Nedbank CEO Mike Brown said it was time the government accepted that economic growth won't magically appear from somewhere without it delivering on the structural reforms it has been promising for the past decade.
"Structural growth requires very deliberate focus in terms of policy and leadership … In the last ten years, the government has been focused on what is required to structurally generate economic growth and job creation. [Yet] running businesses in state capture must have been more than a 24-hour day job," he said.

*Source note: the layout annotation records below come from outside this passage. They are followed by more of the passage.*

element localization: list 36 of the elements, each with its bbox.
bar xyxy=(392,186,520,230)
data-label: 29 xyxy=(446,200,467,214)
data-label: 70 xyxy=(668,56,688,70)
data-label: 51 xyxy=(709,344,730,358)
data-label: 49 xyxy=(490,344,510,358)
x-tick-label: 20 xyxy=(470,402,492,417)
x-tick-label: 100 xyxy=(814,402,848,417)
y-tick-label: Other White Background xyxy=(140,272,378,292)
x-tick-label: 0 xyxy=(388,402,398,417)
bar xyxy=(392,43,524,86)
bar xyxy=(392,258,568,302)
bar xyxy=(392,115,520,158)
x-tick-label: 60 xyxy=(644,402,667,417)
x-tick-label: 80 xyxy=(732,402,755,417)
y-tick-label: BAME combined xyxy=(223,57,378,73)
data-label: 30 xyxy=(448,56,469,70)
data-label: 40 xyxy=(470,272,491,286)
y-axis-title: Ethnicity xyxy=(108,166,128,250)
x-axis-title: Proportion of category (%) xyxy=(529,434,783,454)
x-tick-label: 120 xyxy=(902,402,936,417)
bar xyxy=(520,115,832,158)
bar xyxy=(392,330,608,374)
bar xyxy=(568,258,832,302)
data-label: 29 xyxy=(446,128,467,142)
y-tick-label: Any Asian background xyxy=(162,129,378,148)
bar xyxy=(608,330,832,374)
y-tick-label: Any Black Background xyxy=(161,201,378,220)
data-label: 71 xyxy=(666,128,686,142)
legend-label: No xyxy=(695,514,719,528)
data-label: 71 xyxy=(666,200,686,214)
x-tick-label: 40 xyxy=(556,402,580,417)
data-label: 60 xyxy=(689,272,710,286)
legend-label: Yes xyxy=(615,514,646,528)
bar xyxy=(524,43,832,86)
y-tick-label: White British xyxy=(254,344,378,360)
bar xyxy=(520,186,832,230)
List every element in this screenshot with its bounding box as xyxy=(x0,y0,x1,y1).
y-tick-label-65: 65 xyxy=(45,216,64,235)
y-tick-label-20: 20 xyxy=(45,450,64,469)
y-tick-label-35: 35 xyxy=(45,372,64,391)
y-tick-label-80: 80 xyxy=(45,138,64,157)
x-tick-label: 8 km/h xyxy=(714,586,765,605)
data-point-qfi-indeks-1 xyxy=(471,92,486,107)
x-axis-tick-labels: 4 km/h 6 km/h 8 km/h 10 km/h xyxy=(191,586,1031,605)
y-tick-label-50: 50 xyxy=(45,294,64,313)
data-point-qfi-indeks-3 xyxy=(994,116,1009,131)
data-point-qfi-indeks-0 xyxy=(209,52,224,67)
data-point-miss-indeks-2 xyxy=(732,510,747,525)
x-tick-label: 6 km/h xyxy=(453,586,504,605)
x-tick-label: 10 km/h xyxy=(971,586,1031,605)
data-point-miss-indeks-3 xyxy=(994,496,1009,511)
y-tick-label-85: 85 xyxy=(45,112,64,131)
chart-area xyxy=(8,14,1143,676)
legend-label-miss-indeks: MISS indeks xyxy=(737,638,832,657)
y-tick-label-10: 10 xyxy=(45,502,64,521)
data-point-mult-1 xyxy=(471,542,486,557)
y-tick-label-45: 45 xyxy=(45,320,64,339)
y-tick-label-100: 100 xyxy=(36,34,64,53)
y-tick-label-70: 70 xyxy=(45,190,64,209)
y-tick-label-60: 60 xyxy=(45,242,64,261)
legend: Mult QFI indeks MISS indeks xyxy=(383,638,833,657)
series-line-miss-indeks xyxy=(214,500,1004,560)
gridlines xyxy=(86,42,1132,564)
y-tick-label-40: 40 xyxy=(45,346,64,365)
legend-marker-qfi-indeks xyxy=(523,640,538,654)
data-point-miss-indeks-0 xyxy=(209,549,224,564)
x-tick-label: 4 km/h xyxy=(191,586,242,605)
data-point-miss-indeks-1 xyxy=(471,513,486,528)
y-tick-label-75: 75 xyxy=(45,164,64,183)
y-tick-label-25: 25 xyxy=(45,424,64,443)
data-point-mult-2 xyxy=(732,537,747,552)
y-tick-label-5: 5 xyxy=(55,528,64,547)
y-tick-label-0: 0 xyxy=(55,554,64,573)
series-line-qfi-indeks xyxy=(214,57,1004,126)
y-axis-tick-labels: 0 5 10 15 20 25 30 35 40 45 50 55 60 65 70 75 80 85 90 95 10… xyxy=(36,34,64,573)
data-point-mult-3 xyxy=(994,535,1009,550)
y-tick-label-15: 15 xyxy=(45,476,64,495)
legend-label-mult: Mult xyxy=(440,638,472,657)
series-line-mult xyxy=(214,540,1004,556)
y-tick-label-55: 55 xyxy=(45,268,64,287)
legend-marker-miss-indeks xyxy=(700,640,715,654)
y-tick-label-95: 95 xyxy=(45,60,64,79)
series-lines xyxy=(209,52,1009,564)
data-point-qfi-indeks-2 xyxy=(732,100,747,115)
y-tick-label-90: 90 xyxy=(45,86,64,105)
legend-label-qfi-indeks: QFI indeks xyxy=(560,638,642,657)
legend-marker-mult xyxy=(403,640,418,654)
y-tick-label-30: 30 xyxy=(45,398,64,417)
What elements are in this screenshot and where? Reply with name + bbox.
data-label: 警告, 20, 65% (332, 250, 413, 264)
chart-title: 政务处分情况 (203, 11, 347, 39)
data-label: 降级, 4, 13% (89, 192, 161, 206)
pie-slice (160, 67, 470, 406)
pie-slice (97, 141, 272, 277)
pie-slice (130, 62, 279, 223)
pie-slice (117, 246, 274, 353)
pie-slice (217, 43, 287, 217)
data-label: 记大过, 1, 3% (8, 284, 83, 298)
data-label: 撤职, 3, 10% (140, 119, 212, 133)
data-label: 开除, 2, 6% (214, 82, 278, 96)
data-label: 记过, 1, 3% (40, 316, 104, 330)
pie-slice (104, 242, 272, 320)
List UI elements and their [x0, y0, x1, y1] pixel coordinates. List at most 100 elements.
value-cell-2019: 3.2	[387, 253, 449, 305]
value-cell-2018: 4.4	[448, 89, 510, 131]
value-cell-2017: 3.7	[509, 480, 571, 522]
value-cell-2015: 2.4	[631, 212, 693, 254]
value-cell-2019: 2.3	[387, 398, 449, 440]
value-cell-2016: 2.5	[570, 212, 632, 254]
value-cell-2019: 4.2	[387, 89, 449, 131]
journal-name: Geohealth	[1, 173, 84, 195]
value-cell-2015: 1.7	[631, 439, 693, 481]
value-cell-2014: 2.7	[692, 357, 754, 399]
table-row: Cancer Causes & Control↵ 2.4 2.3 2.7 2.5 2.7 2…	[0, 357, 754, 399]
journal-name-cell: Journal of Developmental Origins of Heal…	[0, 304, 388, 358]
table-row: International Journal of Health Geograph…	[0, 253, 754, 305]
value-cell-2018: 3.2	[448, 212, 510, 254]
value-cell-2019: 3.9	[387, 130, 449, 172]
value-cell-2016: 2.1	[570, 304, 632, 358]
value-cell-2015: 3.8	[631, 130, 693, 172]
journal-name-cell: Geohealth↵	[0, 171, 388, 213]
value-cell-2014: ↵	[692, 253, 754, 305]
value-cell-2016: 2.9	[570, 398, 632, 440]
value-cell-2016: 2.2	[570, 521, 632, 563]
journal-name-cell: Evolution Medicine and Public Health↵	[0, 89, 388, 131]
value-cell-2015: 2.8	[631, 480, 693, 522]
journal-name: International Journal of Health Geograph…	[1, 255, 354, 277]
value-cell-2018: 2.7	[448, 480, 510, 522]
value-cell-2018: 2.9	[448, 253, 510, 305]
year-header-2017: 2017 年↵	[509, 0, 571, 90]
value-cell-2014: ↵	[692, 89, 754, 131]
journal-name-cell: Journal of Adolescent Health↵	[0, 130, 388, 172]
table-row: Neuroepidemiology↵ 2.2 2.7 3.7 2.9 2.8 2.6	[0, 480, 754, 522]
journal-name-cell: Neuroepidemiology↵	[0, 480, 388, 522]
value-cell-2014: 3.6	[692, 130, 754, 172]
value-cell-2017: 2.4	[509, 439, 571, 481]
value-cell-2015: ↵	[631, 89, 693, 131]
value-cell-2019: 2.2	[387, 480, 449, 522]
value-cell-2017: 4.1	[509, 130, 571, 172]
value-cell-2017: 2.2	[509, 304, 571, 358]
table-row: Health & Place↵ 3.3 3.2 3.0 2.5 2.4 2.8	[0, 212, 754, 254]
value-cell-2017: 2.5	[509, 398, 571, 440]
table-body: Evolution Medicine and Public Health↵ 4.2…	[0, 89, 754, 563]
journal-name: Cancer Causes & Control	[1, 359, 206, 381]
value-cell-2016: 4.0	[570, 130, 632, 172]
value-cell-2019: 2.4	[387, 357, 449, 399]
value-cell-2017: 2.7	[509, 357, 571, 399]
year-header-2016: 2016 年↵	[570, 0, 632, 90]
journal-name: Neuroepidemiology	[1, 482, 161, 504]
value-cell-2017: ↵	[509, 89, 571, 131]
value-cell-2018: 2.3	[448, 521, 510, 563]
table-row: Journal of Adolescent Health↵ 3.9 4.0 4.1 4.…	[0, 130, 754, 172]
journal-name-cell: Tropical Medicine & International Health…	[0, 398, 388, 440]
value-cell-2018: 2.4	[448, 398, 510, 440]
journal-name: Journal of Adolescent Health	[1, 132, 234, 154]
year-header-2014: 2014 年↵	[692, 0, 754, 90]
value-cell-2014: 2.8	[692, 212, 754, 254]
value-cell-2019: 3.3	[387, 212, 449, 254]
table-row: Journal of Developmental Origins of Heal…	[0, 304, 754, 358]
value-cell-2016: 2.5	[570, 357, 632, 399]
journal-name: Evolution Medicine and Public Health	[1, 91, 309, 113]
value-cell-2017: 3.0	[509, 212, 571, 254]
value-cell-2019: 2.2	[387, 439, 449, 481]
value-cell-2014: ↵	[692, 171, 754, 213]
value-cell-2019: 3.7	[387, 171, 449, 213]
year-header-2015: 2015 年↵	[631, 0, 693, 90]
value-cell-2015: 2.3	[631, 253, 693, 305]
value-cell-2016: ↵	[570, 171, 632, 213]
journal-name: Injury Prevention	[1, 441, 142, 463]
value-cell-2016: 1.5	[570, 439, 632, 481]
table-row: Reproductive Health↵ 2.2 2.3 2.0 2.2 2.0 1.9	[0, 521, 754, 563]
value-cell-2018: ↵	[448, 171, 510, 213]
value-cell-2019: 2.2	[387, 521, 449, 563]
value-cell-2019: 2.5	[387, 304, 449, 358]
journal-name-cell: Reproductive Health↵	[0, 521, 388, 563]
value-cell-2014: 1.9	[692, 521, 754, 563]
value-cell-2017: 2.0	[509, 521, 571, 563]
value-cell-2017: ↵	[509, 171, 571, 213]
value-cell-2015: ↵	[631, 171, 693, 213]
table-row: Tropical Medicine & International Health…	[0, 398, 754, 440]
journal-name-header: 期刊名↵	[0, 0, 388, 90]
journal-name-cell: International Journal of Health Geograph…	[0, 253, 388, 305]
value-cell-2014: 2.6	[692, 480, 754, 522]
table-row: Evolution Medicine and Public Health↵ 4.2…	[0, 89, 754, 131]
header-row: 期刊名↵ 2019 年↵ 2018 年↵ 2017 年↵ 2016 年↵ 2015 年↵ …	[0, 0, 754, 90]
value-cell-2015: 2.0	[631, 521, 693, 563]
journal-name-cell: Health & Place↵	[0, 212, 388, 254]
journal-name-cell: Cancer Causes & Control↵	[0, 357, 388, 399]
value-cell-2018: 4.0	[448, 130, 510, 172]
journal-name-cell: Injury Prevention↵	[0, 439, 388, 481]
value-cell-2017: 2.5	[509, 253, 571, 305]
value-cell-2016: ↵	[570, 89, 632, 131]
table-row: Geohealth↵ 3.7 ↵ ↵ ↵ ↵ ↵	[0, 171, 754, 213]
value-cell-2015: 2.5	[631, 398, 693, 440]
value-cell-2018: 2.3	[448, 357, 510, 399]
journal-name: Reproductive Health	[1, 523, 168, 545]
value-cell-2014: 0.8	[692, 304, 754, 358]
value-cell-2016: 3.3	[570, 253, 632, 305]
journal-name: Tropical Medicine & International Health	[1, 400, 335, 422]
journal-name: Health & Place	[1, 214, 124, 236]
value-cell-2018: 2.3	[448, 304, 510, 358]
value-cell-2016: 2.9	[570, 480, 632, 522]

Brown pointed out that the network industries that support businesses to grow, such as electricity, ports and rail networks, are still being provided by state-owned companies even when they have been brought to their knees in recent years. Without fixing those and the municipalities, SA will remain trapped in low growth rates of around 1% to 1.5%.
Trudi Makhaya, economic advisor to Ramaphosa, said while she admits that some of the critical decisions that SA should have made have been in discussion for 12 years, it is the lack of consensus that is a problem. She reckoned that the government has to get to a point where trade-offs are openly discussed.
However, Makhaya said a social compact is needed because even when the economy grew by 5%, unemployment was a challenge in SA. Two-thirds of unemployed young people don't feel that the past social compacts represented their view or even cared about them. Also, with the levels of inequality in SA, growth can't be the only preoccupation for the government.
"To say growth is about disruption and you have to push through even in a war zone is so to speak … that's not the quality of growth now that we want," said Makhaya.
She added that the idea that growth is about the economy while neglecting the dispossessed is a fallacy.